Cadılar Bayramı yaklaştıkça platformlar ve sinema salonları tüyler ürpertici yapımları sevenleriyle buluşturmaya başladı. Bunlardan en dikkat çekicisi, Mike Flanagan sayesinde izleyicileri diken üstünde tutacak  8 bölümlük ‘Usher Evinin Çöküşü…

YAYINLAMA
GÜNCELLEME
Edgar Allan Poe'ya modern bir yaklaşım

Canan Demiray

Amerikan gotik edebiyatının önemli bir figürü, aynı zamanda 1841’de kaleme aldığı “Morg Sokağı Cinayetleri” ile  dünya yazınında ilk polisiye romanı kazandıran Edgar Allan Poe, sadece 40 yıl süren yaşamına birbirinden etkileyici öykü ve şiirler sığdırdı. Ölümle çok küçük yaşta tanışan yazar, doğaüstü ve karanlık olayları hikayelerine katmanın yanı sıra, insanların ahlaki ve fiziki çürüyüşüne değindi.
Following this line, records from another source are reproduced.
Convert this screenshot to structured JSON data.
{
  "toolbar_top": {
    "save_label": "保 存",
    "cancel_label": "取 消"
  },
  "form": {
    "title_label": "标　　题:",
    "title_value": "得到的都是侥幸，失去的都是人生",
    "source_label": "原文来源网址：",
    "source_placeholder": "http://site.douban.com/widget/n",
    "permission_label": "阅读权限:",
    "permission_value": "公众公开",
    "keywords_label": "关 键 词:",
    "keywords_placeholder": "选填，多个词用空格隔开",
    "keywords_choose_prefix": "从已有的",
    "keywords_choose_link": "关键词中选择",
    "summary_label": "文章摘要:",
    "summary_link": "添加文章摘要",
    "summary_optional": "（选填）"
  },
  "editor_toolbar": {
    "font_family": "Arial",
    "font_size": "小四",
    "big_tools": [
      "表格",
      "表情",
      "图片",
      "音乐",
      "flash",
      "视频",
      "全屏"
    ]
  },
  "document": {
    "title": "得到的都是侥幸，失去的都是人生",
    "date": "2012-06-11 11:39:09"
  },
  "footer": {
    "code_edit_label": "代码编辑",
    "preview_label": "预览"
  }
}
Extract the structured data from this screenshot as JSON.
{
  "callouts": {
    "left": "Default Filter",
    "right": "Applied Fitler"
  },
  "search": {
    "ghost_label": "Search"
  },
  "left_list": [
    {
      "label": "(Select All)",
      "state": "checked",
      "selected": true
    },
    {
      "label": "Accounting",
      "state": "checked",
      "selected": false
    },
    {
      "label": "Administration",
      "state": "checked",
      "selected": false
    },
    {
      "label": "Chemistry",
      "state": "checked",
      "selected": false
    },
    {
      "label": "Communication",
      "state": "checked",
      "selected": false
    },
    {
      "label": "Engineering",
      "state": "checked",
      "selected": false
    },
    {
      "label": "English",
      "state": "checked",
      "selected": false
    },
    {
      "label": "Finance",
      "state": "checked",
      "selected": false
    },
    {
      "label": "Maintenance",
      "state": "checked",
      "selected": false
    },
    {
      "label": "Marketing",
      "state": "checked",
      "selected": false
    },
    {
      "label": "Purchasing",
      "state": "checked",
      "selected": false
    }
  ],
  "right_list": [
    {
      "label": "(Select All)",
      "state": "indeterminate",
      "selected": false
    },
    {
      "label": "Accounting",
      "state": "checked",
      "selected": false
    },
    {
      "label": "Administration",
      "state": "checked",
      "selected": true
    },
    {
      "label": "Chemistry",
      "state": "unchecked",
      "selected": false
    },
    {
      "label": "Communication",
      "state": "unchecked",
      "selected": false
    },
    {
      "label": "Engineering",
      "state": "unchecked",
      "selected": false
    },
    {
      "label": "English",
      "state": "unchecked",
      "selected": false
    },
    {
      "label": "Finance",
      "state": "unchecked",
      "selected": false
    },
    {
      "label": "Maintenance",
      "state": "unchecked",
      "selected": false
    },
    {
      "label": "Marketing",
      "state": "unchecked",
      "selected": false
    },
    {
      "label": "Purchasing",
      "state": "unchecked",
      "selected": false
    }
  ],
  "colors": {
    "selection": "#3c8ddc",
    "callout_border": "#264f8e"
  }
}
Poe’nun kara mizahı da eserlerine yansıtma şekli Mike Flanagan’ı cezbeden yanlarından biri olmalı.

Flanagan, Poe’nun eserlerinden yola çıkarak oluşturduğu senaryoyla 8 bölümden oluşan bir mini dizi kurguladı. Karakter isimleri, temalar ve olaylar bir yapbozun parçaları gibi bir araya gelerek çağdaş hikayelere bürünüyor.

Dizinin de adını taşıyan ilk bölüm izleyiciyi kilisede bir cenaze töreninde karşılıyor. Üç ölüm, boşa yakın bir salon. Usher ailesinin babası, Roderick Usher’ın  kurduğu hanedan sona ermek üzere.  Beş farklı kadından altı birbirine benzemez çocuğu tuhaf şekillerde, iki haftada arka arkaya ölmeye başlıyor. Roderick kendisini  bekleyen ürkütücü sonun da çok uzak olmadığını anlıyor.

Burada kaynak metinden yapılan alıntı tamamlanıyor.